It seems radar should “see” an object in the path whether or not it is moving. White objects do seem to represent a challenge. That long ago fatal crash in Florida, the one in which a tractor trailer rig made a left turn across the path of the S, the trailer was white so wasn’t seen by the car. I understand fixed objects are a problem. When one comes up over a hill with an overpass in the near distance, that would be seen as an obstacle across the road. GPS helps there, those overpasses don’t move. When one travels in the late afternoon when tree shadows are long across the road, the camera sees the dark patches on the road and can brake to avoid these shadow objects. That’s better now than previously.

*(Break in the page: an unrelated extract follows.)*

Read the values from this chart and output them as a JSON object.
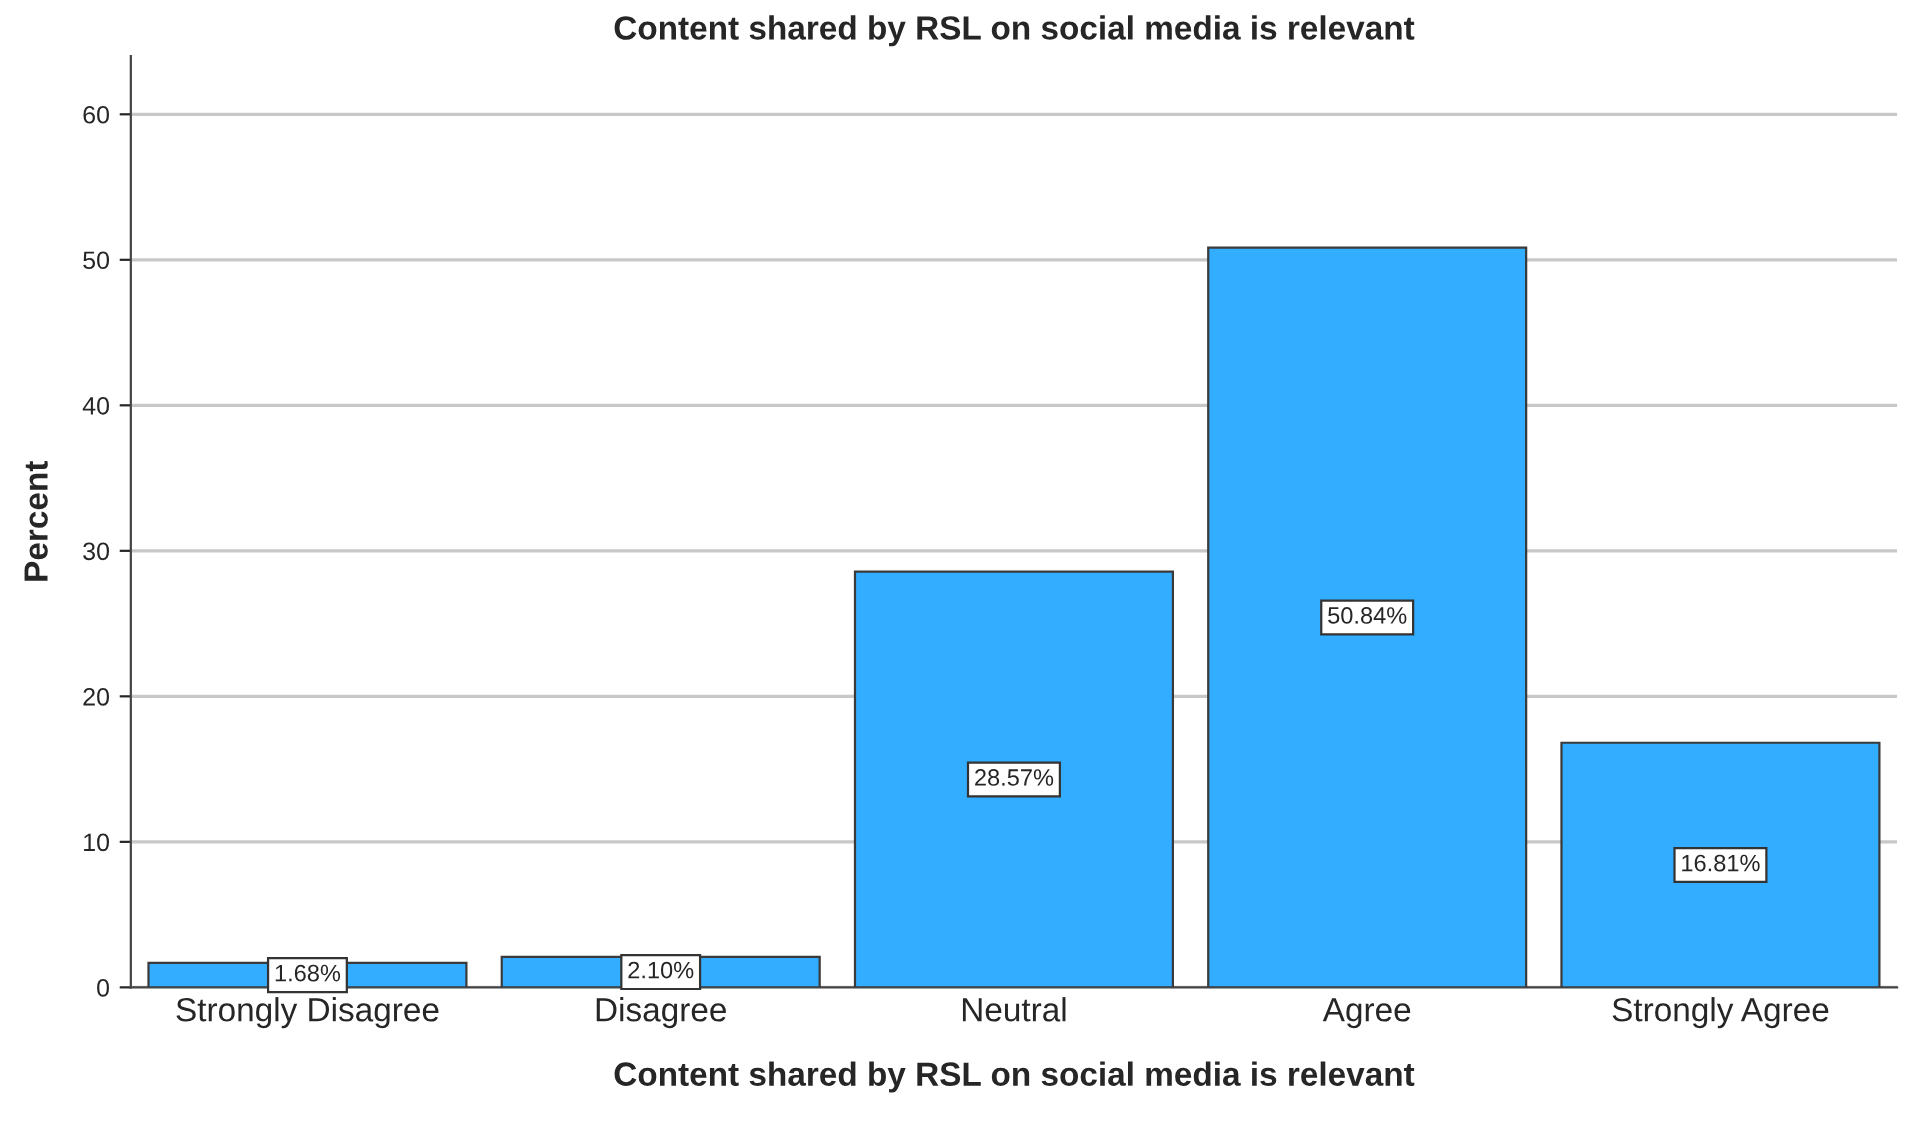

You're not understanding how this works. There are reasons it doesn't see like you're thinking, which I'll try to explain here. What you're describing is much more typical of something like LIDAR, where you're projecting a laser along a single line, getting a range, then moving to a new line.
Automotive radar is generally continuous wave radar, in Tesla's case chirping continuous wave. What that means it the transmitter is putting out a single signal that covers the entire area the radar sees the whole time. It sees things by doppler effect and direction finding - objects moving at a different speed than the car reflect the signal at a different frequency than the one transmitted, with the frequency difference proportional to the speed difference. Using multiple receivers and the timing difference between the other frequency signal arriving at them, it has a sense of where the object is relative to it.

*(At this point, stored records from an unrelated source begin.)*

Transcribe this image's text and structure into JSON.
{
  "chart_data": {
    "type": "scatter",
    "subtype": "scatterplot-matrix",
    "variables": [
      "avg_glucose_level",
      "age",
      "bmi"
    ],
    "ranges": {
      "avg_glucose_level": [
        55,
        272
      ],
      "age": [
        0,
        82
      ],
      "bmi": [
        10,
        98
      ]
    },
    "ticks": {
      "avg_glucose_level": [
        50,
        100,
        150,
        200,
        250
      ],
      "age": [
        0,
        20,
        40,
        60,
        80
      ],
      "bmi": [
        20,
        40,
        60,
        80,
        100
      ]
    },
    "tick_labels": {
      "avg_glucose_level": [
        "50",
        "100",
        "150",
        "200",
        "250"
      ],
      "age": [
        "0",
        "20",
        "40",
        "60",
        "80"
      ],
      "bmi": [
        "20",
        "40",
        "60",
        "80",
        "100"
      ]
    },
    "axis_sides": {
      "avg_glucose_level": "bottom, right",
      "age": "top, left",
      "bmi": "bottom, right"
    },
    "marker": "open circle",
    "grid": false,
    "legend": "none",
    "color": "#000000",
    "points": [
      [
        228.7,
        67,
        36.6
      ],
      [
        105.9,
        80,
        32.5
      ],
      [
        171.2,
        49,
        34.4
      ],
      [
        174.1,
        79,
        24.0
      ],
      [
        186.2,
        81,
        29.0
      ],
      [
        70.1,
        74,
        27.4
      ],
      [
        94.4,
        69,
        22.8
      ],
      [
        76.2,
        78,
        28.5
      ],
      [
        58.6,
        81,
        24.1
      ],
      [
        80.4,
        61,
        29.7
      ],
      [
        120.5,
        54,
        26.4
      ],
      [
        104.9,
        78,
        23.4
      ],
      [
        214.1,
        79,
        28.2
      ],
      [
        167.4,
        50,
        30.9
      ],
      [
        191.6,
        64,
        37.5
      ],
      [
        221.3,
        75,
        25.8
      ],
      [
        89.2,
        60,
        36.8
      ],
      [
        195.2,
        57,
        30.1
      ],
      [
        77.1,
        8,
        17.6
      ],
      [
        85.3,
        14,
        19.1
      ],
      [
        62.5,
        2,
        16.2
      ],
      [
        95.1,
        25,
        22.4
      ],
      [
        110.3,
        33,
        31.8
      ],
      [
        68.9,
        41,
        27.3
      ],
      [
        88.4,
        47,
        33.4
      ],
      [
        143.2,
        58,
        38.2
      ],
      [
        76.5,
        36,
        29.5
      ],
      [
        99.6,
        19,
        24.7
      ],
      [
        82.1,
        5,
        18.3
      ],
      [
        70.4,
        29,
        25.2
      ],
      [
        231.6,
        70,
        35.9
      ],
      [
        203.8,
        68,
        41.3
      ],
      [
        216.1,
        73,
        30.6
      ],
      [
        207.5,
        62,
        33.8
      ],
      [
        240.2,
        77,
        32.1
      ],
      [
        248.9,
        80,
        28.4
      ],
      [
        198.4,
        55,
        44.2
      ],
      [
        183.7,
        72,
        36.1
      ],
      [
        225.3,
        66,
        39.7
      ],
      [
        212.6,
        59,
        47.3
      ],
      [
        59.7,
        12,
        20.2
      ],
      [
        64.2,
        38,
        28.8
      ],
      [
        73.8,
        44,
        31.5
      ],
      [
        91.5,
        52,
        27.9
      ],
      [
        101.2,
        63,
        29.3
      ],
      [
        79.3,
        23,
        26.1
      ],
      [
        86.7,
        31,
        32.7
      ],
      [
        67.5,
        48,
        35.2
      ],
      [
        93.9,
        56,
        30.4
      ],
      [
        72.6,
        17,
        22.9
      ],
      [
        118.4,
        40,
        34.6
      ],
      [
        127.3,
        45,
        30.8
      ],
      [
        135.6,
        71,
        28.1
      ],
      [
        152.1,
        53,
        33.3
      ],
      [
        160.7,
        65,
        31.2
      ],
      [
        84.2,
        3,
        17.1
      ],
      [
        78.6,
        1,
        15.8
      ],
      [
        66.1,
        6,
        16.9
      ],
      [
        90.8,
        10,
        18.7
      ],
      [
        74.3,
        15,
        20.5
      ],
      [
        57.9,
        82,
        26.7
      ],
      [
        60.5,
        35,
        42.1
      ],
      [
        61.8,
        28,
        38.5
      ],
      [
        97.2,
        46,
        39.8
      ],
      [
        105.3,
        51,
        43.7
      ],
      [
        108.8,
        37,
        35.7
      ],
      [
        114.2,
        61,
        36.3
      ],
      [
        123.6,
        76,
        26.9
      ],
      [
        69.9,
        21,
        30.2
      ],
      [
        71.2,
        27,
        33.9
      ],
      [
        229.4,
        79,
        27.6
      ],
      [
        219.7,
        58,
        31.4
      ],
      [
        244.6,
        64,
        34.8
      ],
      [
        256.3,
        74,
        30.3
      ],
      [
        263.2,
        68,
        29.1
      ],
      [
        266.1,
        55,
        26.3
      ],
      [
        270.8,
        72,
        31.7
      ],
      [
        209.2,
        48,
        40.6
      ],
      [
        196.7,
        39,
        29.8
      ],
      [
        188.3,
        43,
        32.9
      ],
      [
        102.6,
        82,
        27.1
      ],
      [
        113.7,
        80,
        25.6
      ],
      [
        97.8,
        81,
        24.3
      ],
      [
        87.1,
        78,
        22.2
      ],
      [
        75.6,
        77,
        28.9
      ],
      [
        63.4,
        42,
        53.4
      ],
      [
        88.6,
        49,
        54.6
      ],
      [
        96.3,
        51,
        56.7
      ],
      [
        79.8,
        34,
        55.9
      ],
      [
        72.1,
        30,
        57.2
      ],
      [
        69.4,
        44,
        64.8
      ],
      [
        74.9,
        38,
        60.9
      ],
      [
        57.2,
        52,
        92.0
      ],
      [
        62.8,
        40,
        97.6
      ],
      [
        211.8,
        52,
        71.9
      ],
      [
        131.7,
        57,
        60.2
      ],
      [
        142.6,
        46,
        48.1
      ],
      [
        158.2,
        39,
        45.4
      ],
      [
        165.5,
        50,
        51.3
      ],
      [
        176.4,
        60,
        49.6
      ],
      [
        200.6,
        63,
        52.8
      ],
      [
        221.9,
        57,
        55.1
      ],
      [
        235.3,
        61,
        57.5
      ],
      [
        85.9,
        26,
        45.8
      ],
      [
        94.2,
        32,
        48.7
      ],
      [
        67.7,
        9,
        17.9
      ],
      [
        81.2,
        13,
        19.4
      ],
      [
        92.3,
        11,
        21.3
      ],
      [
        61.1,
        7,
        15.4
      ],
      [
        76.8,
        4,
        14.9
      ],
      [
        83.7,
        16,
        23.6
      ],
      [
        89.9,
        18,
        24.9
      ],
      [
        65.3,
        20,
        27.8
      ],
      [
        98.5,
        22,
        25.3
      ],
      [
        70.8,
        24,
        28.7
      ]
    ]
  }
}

The chirping gives the car distance - 20 times per second, the car does a frequency hop, then times how long that hop takes to come back on the doppler frequency. Both the distance and direction are of limited resolution, based on how precisely the car can measure the timing involved.
So the initial approach of all automotive radar was just to throw out anything that wasn't moving (had a doppler shift that's the same as the car's speed.) That's why they couldn't be used to come to a complete stop and start up again. Some of those first generation designs are still in use, like what Ford offers in the Fusion.
Second generation continues to throw out everything that's stationary, but once the radar locks on to something in front that is moving, it remembers it and keeps track of the distance with the chirps. That's where most cars with ACC are today, able to to full stop and go flawlessly as long as the car in front was moving and in range when they got in front.
Tesla added another layer - the car does some sort of sensor fusion (not sure exactly how it's implemented) and compares things the radar sees with things the camera neural net thinks are vehicles - and so if the camera NN recognizes a car as a car, TACC will start responding to it and tracking it with the chirps even though it is stopped and was never seen to move.
Now you've got a soda can pointed at the car, a stopped car, and a big road sign next to the car. So the radar bounces off of all of them, with a doppler shift that says it's stationary. But it comes back as one return, and the signal is mixed in with all the cracks in the road and overpasses and such - all on the same frequency, but returning the chirp with different timing. Breaking them apart to realize that one of them is a stopped car on the road requires a whole lot of processing, which has to be done in very little time (twenty chirps per second coming through...) Unless the camera NN recognizes it as a car, all three of the above designs will likely hit it.
One approach Tesla said they were taking that can mitigate that is the radar whitelist. Basically, the cars all make a record of the stationary returns they see as they're driving, with as much information about location and signal intensity as the car can put together. Those get reported to the mothership, and it stitches them into map tiles of what a car should see on a given road in a given lane.
Then the car would download tiles for the area around it, and if the car sees something different than the tile says, it's either a stopped car or the aforementioned aluminum can (which has a nice concave bottom that gives a radar return far beyond its size.) If the resolution is high enough, it can serves as a third reference to back up the cameras and GPS for Autonomous driving in the future - that return is 5.2 degrees to my left at 200 feet, so by the map I'm six inches into the right lane.
This was supposed to be rolling out as part of 8.1 back in the day, but I haven't heard anything about it in a year or two, so I'm not sure what the status is. One challenge is how you deal with false positives caused by changes to the road signs or other nearby objects. I guess the car could pop a red hands take over immediately at the first couple times a car sees it, then add it to the map?